As luck would have it, I had attempted to set an appointment with this same doctor, but he was no longer at the practice listed in the state's records, having joined this new group. I had set an appointment with his ex-partner, but never went to see him. Let me tell you, that had I not sought out a true spine specialist, I would not be walking today. As it is, I had my fourth fusion, this one was 10 levels, done in Dec 04. Since Mar 05, I have been achieving more and more of a normal routine and now am extremely active and living without being in constant pain. Oh, there are days that I have pain, and use my pain patches many days, but I don't have to have full doses of patches and oral med daily, and it is grand to have returned to a normal life.

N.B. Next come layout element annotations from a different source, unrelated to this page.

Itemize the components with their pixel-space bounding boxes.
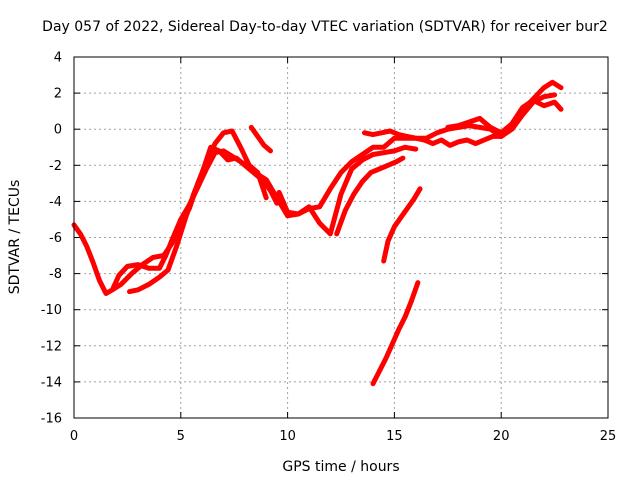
series-line-track-4 (248, 124, 273, 154)
x-tick-label: 15 (386, 429, 403, 444)
chart-title: Day 057 of 2022, Sidereal Day-to-day VTE… (42, 19, 608, 35)
y-tick-label: -16 (41, 412, 62, 427)
series-line-track-10 (370, 280, 421, 387)
series-layer (71, 79, 564, 387)
series-line-track-5 (276, 144, 419, 237)
y-tick-label: -10 (41, 303, 62, 318)
x-tick-label: 25 (600, 429, 617, 444)
y-tick-label: -4 (49, 195, 62, 210)
grid (74, 57, 608, 418)
series-line-track-8 (445, 97, 564, 136)
x-tick-label: 5 (177, 429, 185, 444)
y-tick-label: 4 (54, 51, 62, 66)
axis-ticks: 0 5 10 15 20 25 -16 -14 -12 -10 -8 -6 -4 -2 0 2 4 (41, 51, 617, 445)
y-tick-label: -8 (49, 267, 62, 282)
series-line-track-6 (334, 155, 406, 237)
y-tick-label: -2 (49, 159, 62, 174)
x-tick-label: 20 (493, 429, 510, 444)
y-tick-label: -14 (41, 375, 62, 390)
series-line-track-9 (381, 186, 423, 264)
y-tick-label: 0 (54, 123, 62, 138)
plot-frame (73, 56, 609, 419)
series-line-track-1 (71, 92, 558, 296)
y-tick-label: 2 (54, 87, 62, 102)
x-tick-label: 0 (70, 429, 78, 444)
y-tick-label: -12 (41, 339, 62, 354)
y-tick-label: -6 (49, 231, 62, 246)
y-axis-label: SDTVAR / TECUs (7, 180, 23, 295)
x-axis-label: GPS time / hours (282, 459, 399, 475)
x-tick-label: 10 (279, 429, 296, 444)
series-line-track-3 (127, 144, 280, 295)
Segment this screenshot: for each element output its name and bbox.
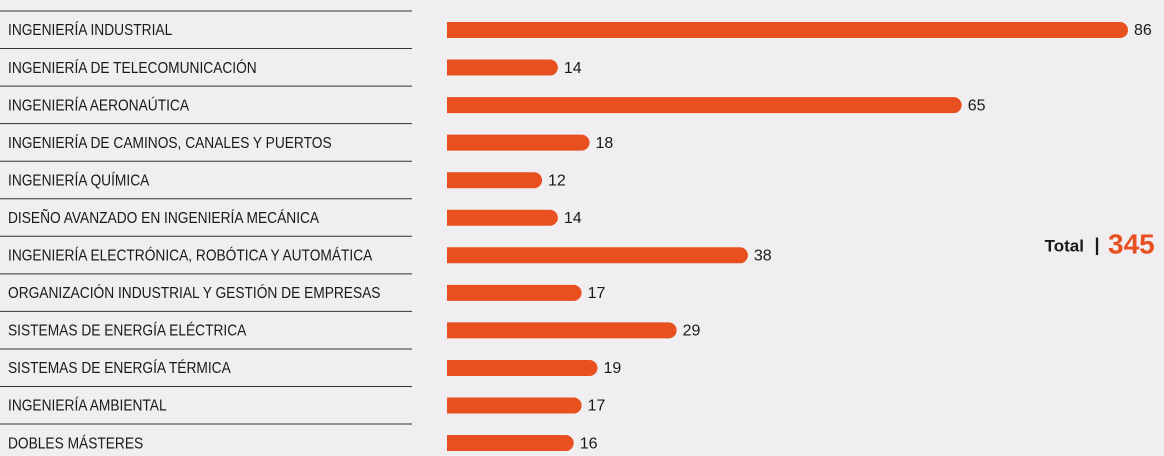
bar [447,397,582,414]
bar [447,359,598,376]
value-label: 29 [683,323,701,340]
separator: | [1094,235,1099,255]
bar [447,22,1128,38]
value-label: 12 [548,172,566,189]
category-label: ORGANIZACIÓN INDUSTRIAL Y GESTIÓN DE EMP… [8,284,381,302]
category-label: INGENIERÍA ELECTRÓNICA, ROBÓTICA Y AUTOM… [8,247,372,265]
category-label: INGENIERÍA QUÍMICA [8,171,149,189]
bar [447,435,574,452]
label-group: INGENIERÍA INDUSTRIAL INGENIERÍA DE TELEC… [8,21,381,452]
category-label: SISTEMAS DE ENERGÍA TÉRMICA [8,359,231,377]
bar [447,172,543,189]
category-label: INGENIERÍA DE TELECOMUNICACIÓN [8,59,257,77]
value-label: 38 [754,248,772,265]
total: Total | 345 [1045,228,1155,259]
bar [447,322,677,339]
category-label: DOBLES MÁSTERES [8,434,143,452]
value-label: 14 [564,210,582,227]
bar [447,59,558,76]
bar [447,97,962,114]
value-label: 17 [588,398,606,415]
category-label: INGENIERÍA DE CAMINOS, CANALES Y PUERTOS [8,134,332,152]
bar [447,134,590,151]
total-value: 345 [1108,228,1155,259]
bar [447,284,582,301]
bar [447,209,558,226]
value-label: 18 [596,135,614,152]
category-label: INGENIERÍA INDUSTRIAL [8,21,172,39]
value-label: 17 [588,285,606,302]
category-label: DISEÑO AVANZADO EN INGENIERÍA MECÁNICA [8,209,319,227]
category-label: INGENIERÍA AERONAÚTICA [8,96,189,114]
category-label: INGENIERÍA AMBIENTAL [8,397,167,415]
value-label: 86 [1134,22,1152,39]
value-label: 16 [580,435,598,452]
value-label: 19 [603,360,621,377]
bar [447,247,748,264]
value-label: 14 [564,60,582,77]
total-label: Total [1045,236,1084,255]
category-label: SISTEMAS DE ENERGÍA ELÉCTRICA [8,322,246,340]
value-label: 65 [968,97,986,114]
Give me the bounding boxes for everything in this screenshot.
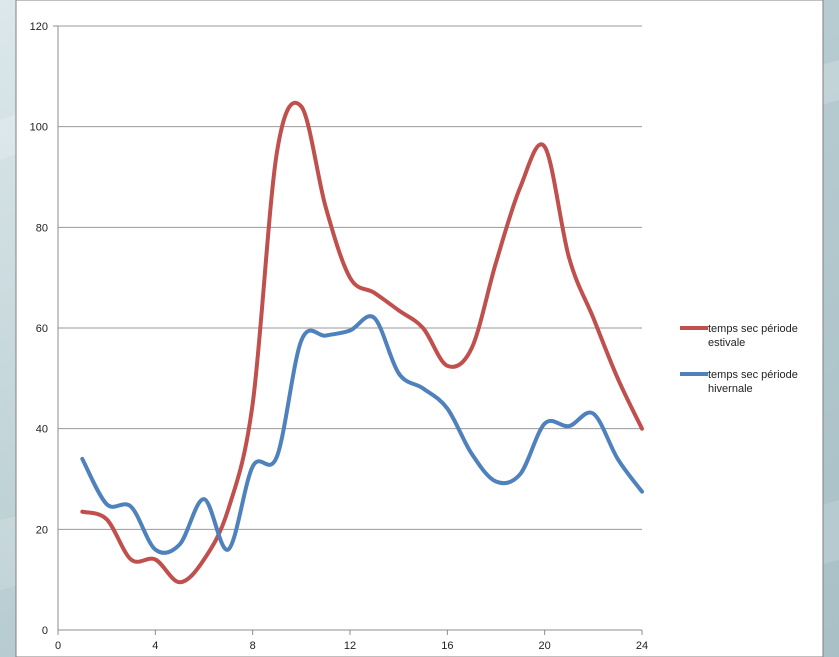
x-axis-tick-labels: 0 4 8 12 16 20 24 bbox=[55, 640, 648, 652]
legend-label: temps sec période bbox=[708, 323, 798, 335]
legend-label: estivale bbox=[708, 337, 745, 349]
y-tick-label: 60 bbox=[36, 323, 48, 335]
x-tick-label: 8 bbox=[250, 640, 256, 652]
series-lines bbox=[80, 100, 644, 585]
y-tick-label: 20 bbox=[36, 524, 48, 536]
y-tick-label: 120 bbox=[30, 21, 48, 33]
gridlines bbox=[58, 25, 642, 530]
legend-label: hivernale bbox=[708, 383, 753, 395]
x-tick-label: 16 bbox=[441, 640, 453, 652]
x-tick-label: 20 bbox=[539, 640, 551, 652]
x-tick-label: 12 bbox=[344, 640, 356, 652]
series-line-estivale bbox=[80, 100, 644, 585]
x-tick-label: 0 bbox=[55, 640, 61, 652]
series-line-hivernale bbox=[80, 314, 644, 555]
legend-label: temps sec période bbox=[708, 369, 798, 381]
x-tick-label: 4 bbox=[152, 640, 158, 652]
y-tick-label: 0 bbox=[42, 625, 48, 637]
x-tick-label: 24 bbox=[636, 640, 648, 652]
y-tick-label: 40 bbox=[36, 424, 48, 436]
y-axis-tick-labels: 0 20 40 60 80 100 120 bbox=[30, 21, 48, 637]
axes bbox=[53, 25, 643, 635]
y-tick-label: 100 bbox=[30, 122, 48, 134]
y-tick-label: 80 bbox=[36, 222, 48, 234]
legend: temps sec période estivale temps sec pério… bbox=[680, 323, 798, 395]
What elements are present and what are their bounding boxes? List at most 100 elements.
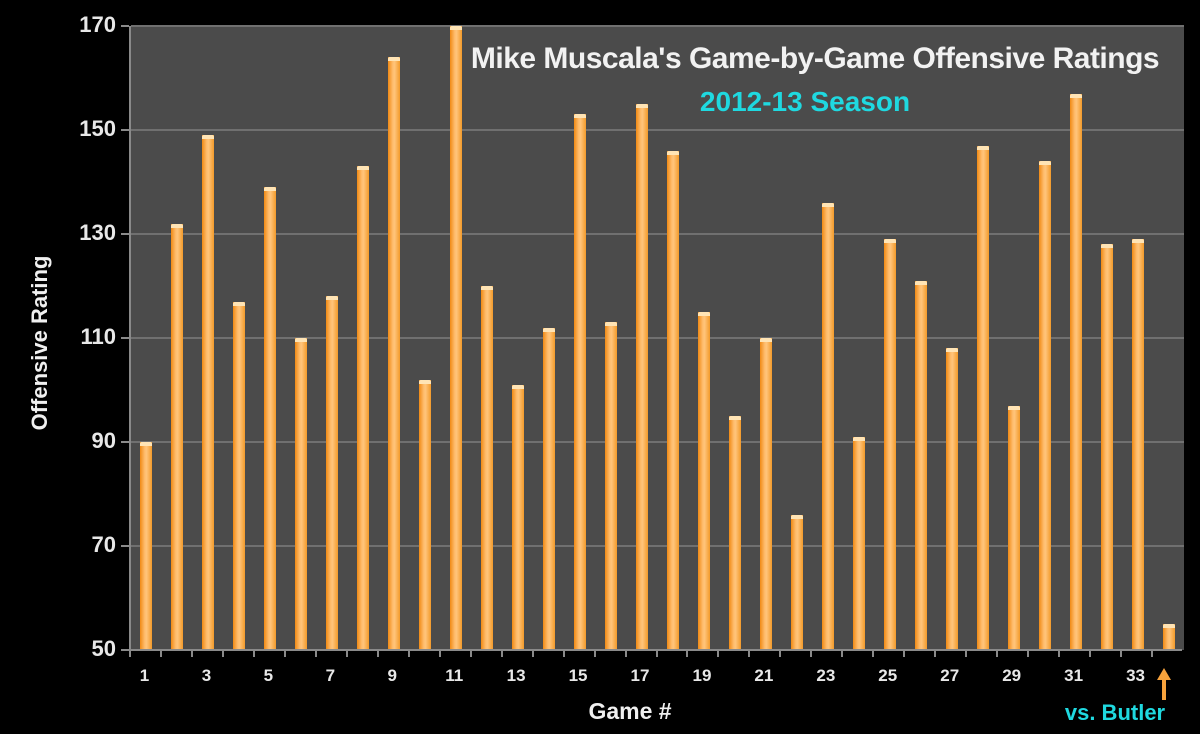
x-tick-label: 9 — [387, 666, 397, 685]
y-tick-mark — [121, 649, 129, 651]
bar-game-21 — [759, 338, 772, 650]
x-tick-label: 3 — [201, 666, 212, 685]
x-axis-title: Game # — [588, 698, 672, 724]
bar-game-25 — [883, 239, 896, 650]
x-tick-label: 23 — [816, 666, 836, 685]
arrow-up-icon — [1157, 668, 1171, 700]
x-tick-mark — [438, 651, 441, 657]
x-tick-mark — [500, 651, 503, 657]
bar-game-34 — [1162, 624, 1175, 650]
x-tick-mark — [872, 651, 875, 657]
x-tick-mark — [1058, 651, 1061, 657]
x-tick-mark — [345, 651, 348, 657]
bar-game-32 — [1100, 244, 1113, 650]
bar-game-16 — [605, 322, 618, 650]
y-tick-mark — [121, 337, 129, 339]
y-tick-mark — [121, 441, 129, 443]
x-tick-mark — [159, 651, 162, 657]
bar-game-8 — [357, 166, 370, 650]
x-tick-label: 25 — [878, 666, 898, 685]
x-tick-mark — [283, 651, 286, 657]
x-tick-label: 27 — [940, 666, 960, 685]
x-tick-mark — [1120, 651, 1123, 657]
y-tick-mark — [121, 129, 129, 131]
x-axis-line — [129, 649, 1182, 651]
x-tick-mark — [593, 651, 596, 657]
bar-game-7 — [326, 296, 339, 650]
bar-game-23 — [821, 202, 834, 650]
bar-game-28 — [976, 145, 989, 650]
bar-game-29 — [1007, 405, 1020, 650]
x-tick-label: 33 — [1126, 666, 1145, 685]
bar-game-30 — [1038, 161, 1051, 650]
gridline — [131, 337, 1184, 339]
y-tick-mark — [121, 25, 129, 27]
bar-game-5 — [264, 187, 277, 650]
x-tick-mark — [903, 651, 906, 657]
x-tick-mark — [562, 651, 565, 657]
y-tick-label: 110 — [80, 324, 117, 349]
x-tick-label: 31 — [1064, 666, 1084, 685]
x-tick-mark — [934, 651, 937, 657]
y-tick-label: 130 — [79, 220, 116, 245]
chart-subtitle: 2012-13 Season — [699, 86, 911, 117]
bar-game-6 — [295, 338, 308, 650]
x-tick-mark — [779, 651, 782, 657]
chart-title: Mike Muscala's Game-by-Game Offensive Ra… — [470, 42, 1160, 75]
bar-game-26 — [914, 280, 927, 650]
x-tick-mark — [376, 651, 379, 657]
x-tick-label: 19 — [692, 666, 712, 685]
x-tick-mark — [1027, 651, 1030, 657]
bar-game-20 — [728, 416, 741, 650]
annotation-vs-butler: vs. Butler — [1064, 700, 1166, 725]
x-tick-mark — [996, 651, 999, 657]
bar-game-2 — [171, 223, 184, 650]
x-tick-mark — [221, 651, 224, 657]
gridline — [131, 129, 1184, 131]
x-tick-label: 7 — [325, 666, 336, 685]
gridline — [131, 25, 1184, 27]
x-tick-mark — [469, 651, 472, 657]
x-tick-mark — [965, 651, 968, 657]
y-tick-label: 70 — [91, 532, 116, 557]
x-tick-mark — [252, 651, 255, 657]
gridline — [131, 233, 1184, 235]
x-tick-mark — [748, 651, 751, 657]
bar-game-24 — [852, 436, 865, 650]
x-tick-label: 13 — [506, 666, 526, 685]
x-tick-label: 29 — [1002, 666, 1022, 685]
x-tick-mark — [129, 651, 131, 657]
bar-game-3 — [202, 135, 215, 650]
x-tick-mark — [531, 651, 534, 657]
gridline — [131, 545, 1184, 547]
bar-game-9 — [388, 57, 401, 650]
x-tick-label: 15 — [568, 666, 588, 685]
y-tick-label: 150 — [79, 116, 116, 141]
x-tick-mark — [717, 651, 720, 657]
x-tick-mark — [686, 651, 689, 657]
x-tick-mark — [1089, 651, 1092, 657]
plot-area — [129, 25, 1184, 650]
bar-game-22 — [790, 514, 803, 650]
y-tick-label: 90 — [91, 428, 116, 453]
bar-game-12 — [481, 286, 494, 650]
bar-game-13 — [512, 384, 525, 650]
bar-game-18 — [666, 150, 679, 650]
x-tick-mark — [624, 651, 627, 657]
x-tick-mark — [841, 651, 844, 657]
bar-game-14 — [543, 327, 556, 650]
y-tick-mark — [121, 545, 129, 547]
bar-game-31 — [1069, 93, 1082, 650]
y-tick-mark — [121, 233, 129, 235]
x-tick-label: 21 — [754, 666, 774, 685]
x-tick-label: 1 — [139, 666, 150, 685]
y-tick-label: 50 — [91, 636, 116, 661]
x-tick-label: 5 — [263, 666, 274, 685]
bar-game-11 — [450, 26, 463, 650]
bar-game-17 — [636, 104, 648, 650]
x-tick-mark — [314, 651, 317, 657]
x-tick-mark — [1151, 651, 1154, 657]
bar-game-15 — [574, 114, 587, 650]
gridline — [131, 441, 1184, 443]
x-tick-mark — [190, 651, 193, 657]
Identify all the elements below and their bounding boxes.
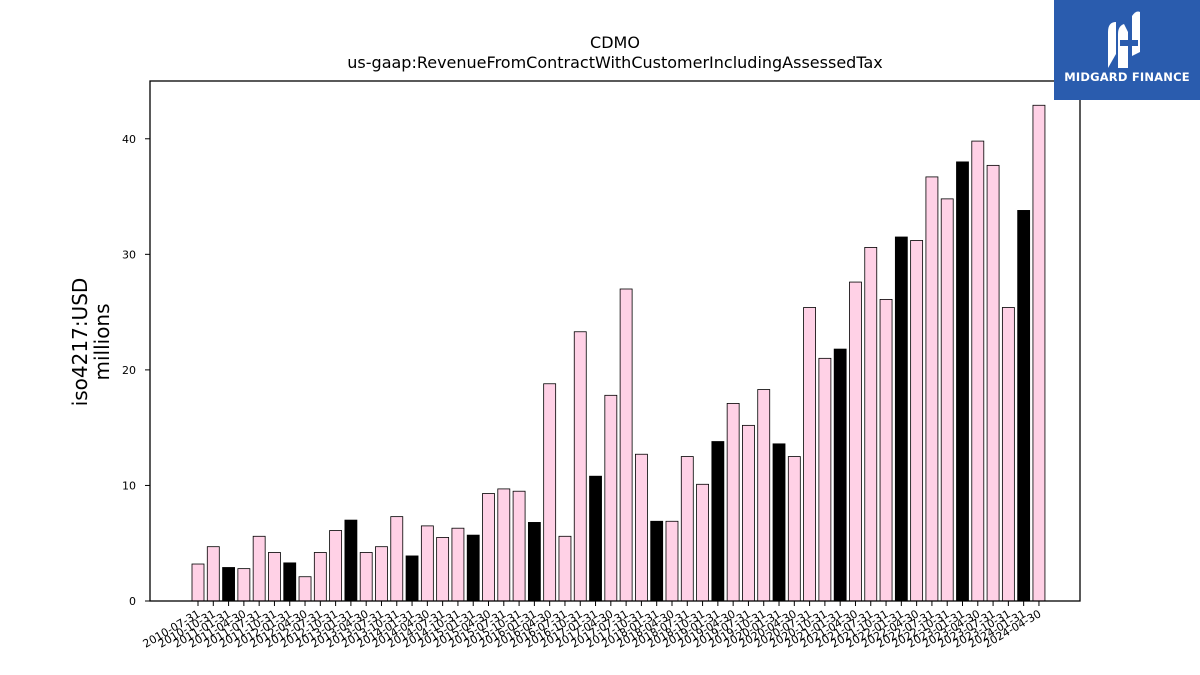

Set you goal, search for a true spine specialist, list your questions, decide what you want in your doctor, take records and films to all visits and ask the same questions of each doc, research any diagnosis and treatment discussed and remain positive that you will do all you can to be your own best advocate, making the best decisions you can based on all the research you do and information you get from the doctor. Because my doctor does not mind my asking questions, is willing to explain why or why not a particular treatment or surgery isn't for me and why something else is, helps me not only get a better grasp of my condition which he always explains very well, but helps me ask him better questions about restrictions, things I should be doing, etc.

Also, there is a thread at the top of the board from Bionic Witch about the site called spine universe. One of several excellent sites to help you with research about the spine, about diagnoses, tests, and procedures.

Hope this and the thread I referred you to will be of some assistance to you. Many good people on this board, and you can learn a lot.

Best wishes and do let us know how you are progressing.